With the obvious exception of the more than 135 worldwide trials of COVID-19 treatments and vaccines, virtually no new clinical trials have been launched in the United States since the pandemic was declared a public health emergency in early March. Many ongoing trials have also been put on hold, noted experts in AVBCC’s August 14 webcast on research and investigational studies in the COVID-19 era, moderated by Swim Across America CEO Rob Butcher.
“About 35% of ongoing clinical trials in the US were on hold as of April, and that percentage has grown significantly since then,” noted Denise McDade, Vice President of Quality & Regulatory Affairs for Lightship, an enterprise provider for direct-to-patient clinical trials. “The FDA also authorized sponsors to halt previously required phase 4 postmarketing trials without completing them. The trials that have been continuing are mostly in rare diseases and oncology.”
As the FDA has suspended regulations like interstate telehealth licensing requirements and granted a flurry of Emergency Use Authorizations for drugs, manufacturers sponsoring clinical trials have also responded by lifting burdensome requirements, allowing direct-to-patient shipment for drugs that do not require tight temperature control, implementing remote informed consent, and switching to local labs for monitoring that have more capacity than those at besieged medical centers.
Ms McDade predicted that direct-to-patient trials—which recruit patients “in the wild,” rather than the existing model centered almost entirely on recruitment from medical practices—will continue to grow after the pandemic is over, addressing many challenges to study recruitment and retention.

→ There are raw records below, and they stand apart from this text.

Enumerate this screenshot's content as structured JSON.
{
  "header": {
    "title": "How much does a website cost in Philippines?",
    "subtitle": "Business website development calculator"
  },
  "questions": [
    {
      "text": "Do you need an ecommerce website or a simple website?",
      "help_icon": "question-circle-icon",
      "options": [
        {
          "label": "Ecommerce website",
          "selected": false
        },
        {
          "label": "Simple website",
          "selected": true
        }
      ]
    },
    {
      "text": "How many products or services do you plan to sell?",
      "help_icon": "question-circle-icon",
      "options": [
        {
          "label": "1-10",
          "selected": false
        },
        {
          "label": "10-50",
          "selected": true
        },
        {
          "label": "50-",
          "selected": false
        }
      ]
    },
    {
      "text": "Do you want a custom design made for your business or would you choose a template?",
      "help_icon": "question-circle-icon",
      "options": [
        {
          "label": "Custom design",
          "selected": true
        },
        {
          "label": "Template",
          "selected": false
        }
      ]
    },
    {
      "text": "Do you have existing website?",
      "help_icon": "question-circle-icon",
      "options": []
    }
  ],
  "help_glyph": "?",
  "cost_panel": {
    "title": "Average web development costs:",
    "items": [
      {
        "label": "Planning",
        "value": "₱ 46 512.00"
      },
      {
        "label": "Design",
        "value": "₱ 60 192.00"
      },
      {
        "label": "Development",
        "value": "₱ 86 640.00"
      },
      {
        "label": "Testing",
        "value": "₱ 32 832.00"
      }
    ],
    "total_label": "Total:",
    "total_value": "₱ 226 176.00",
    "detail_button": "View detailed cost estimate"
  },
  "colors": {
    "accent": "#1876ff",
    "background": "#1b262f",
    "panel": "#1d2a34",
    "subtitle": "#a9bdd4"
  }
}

“These trials put the patient at the center of the ecosystem,” she said. “If you’re on a trial at Lightship, you download an app onto your phone—if you don’t have a phone, we send you one—and that’s your primary mechanism for communication about the trial. Secure telemedicine is used for almost everything, study drugs are sent through the mail, and even if a procedure needs to be done, we can send a nurse or other provider to the home to do things like getting blood samples.”
Even before COVID-19, investigators at MD Anderson Cancer Center in Houston had been trying to find solutions to barriers to trial enrollment, such as cost, time, and burden of travel to patients, said John de Groot, MD, Professor of Neurology and Chair of the Department of Neuro-Oncology.
“In neuro-oncology, we really struggle with putting patients on trials. Fewer than 10% of patients with high-grade gliomas are in clinical trials,” he said. “So although we have also experienced a decline in clinical activity and trial enrollment, we have learned important lessons about moving many of the things we were doing in person to virtual. Virtual interactions are acceptable for trial consenting, monitoring, and management. You do need a local provider to see the patient, however—particularly with neurologic disease—there are a lot of things you can’t see or do over a camera. Study sponsors are also now more amenable to allowing local healthcare providers to become subinvestigators for things like study-specific assessments. These changes offer opportunities to improve our accrual in neuro-oncology.”
Pediatric oncologist Robyn Gartrell, MD, Assistant Professor of Pediatrics in the Division of Pediatric Hematology/Oncology at Columbia University Irving Medical Center, reported that although her group is unable to enroll new patients in clinical trials, they have continued to make progress in research on novel strategies to treat pediatric cancers. “My research focuses on bringing the successes from immunotherapy in adults to children,” she said. “We are primarily working from home now, and it seems that we have had more creative thinking that has led to new collaborations and novel projects that might not have happened if we had been continuing with our everyday hustle and commute.”